The source and cause of mould can be difficult to pin down. The environment, the building design, and the unit owner’s behaviour all play roles in the growth and spread of mould. Mould develops over a period of many years. These different factors make attributing responsibility for the damage particularly difficult, which often leads to litigation.
If you are faced with a mould situation and worried about litigation, the following factors will be useful to determine who is responsible:
1. Expert Inspections
Because of the complexity in determining the cause of mould, courts will rely on the opinions of qualitied and experienced professionals. An in-depth opinion by an experienced expert is the strongest tool in attributing blame for mould.
2. Reasonable Behaviour
In assigning responsibility, courts will look at the reasonableness of an occupant’s behaviour. While the behaviour may be partially responsible for mould, courts will not require extreme, costly, or other exceptional measures that would impinge upon normal daily activities. For instance, while keeping windows open might reduce moisture levels, occupants cannot reasonably be expected to do so during harsh Canadian winters.
3. Presence of Mould in Other Units
Another major factor will be whether mould is present in other units. The presence of mould in similar condominium units and in similar locations suggests that the cause is not attributable to unreasonable lifestyle choices.
Brasseur v York
In Brasseur v York, 2019 ONSC 4043, a unit owner sued the condominium corporation for its conduct in remedying mould in their condominium. The unit owner argued that the mould was caused by issues relating to the common elements. The corporation said it was not responsible because it was the owner’s lifestyle choices that caused the mould.

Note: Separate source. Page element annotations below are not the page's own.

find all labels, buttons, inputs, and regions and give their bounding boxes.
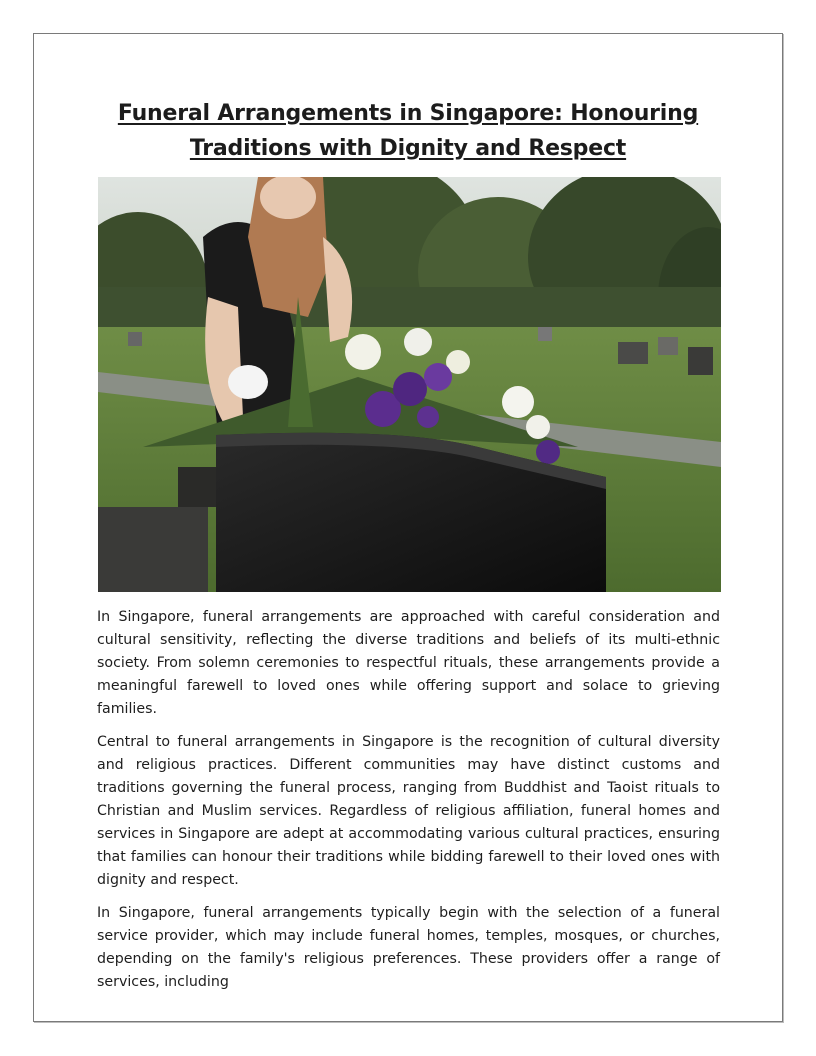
body-text (97, 606, 720, 1004)
mourner-at-grave-photo (98, 177, 721, 592)
paragraph: Central to funeral arrangements in Singapore is the recognition of cultural diversity and religious practices. Different communities may have distinct customs and traditions governing the funeral process, ranging from Buddhist and Taoist rituals to Christian and Muslim services. Regardless of religious affiliation, funeral homes and services in Singapore are adept at accommodating various cultural practices, ensuring that families can honour their traditions while bidding farewell to their loved ones with dignity and respect. (97, 734, 720, 888)
paragraph: In Singapore, funeral arrangements typically begin with the selection of a funeral service provider, which may include funeral homes, temples, mosques, or churches, depending on the family's religious preferences. These providers offer a range of services, including (97, 905, 720, 990)
paragraph: In Singapore, funeral arrangements are approached with careful consideration and cultural sensitivity, reflecting the diverse traditions and beliefs of its multi-ethnic society. From solemn ceremonies to respectful rituals, these arrangements provide a meaningful farewell to loved ones while offering support and solace to grieving families. (97, 609, 720, 717)
document-title: Funeral Arrangements in Singapore: Honouring Traditions with Dignity and Respect (117, 101, 699, 161)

The court considered two expert opinions from the owner and the condominium corporation. Faced with these conflicting opinions, the court preferred the owner’s evidence as it was an in-depth inspection without factual errors underlying the opinion.
The court rejected the suggestion that the owner’s lifestyle choices were to blame. While the owners could have done more to prevent the mould, those steps were not reasonable.
The unit owner led evidence that other unit owners had experienced the same mould. The court found it implausible to suggest that the other occupants had caused the mould by behaving in the same fashion. The more plausible explanation was that of the unit owner’s expert, who attributed mould to problems in the building design and construction.
Lesson from Brasseur: What to do if you find mould in your building?
(i) Remediate When Mould is a Danger
Condominiums should undertake remediation of the mould on a without prejudice basis if:
- the species of mould is a danger to health;
- the mould is at unacceptably high levels; and
- that information is verified by an expert.
Otherwise, the condominium corporation may be found in violation of their duties under the Condominium Act.
(ii) Graduated and Cost-Conscious Remediation
In carrying out remediation, corporations do not have to always go with the most comprehensive and expensive option for remediation. Mould and its re-occurrence is a complex issue. According to the court in Brasseur, condominium corporations are entitled to take a graduated and cost-conscious approach they hope will remedy the problem. Provided they do so without an unreasonable delay, corporations will not likely be liable for oppressive conduct.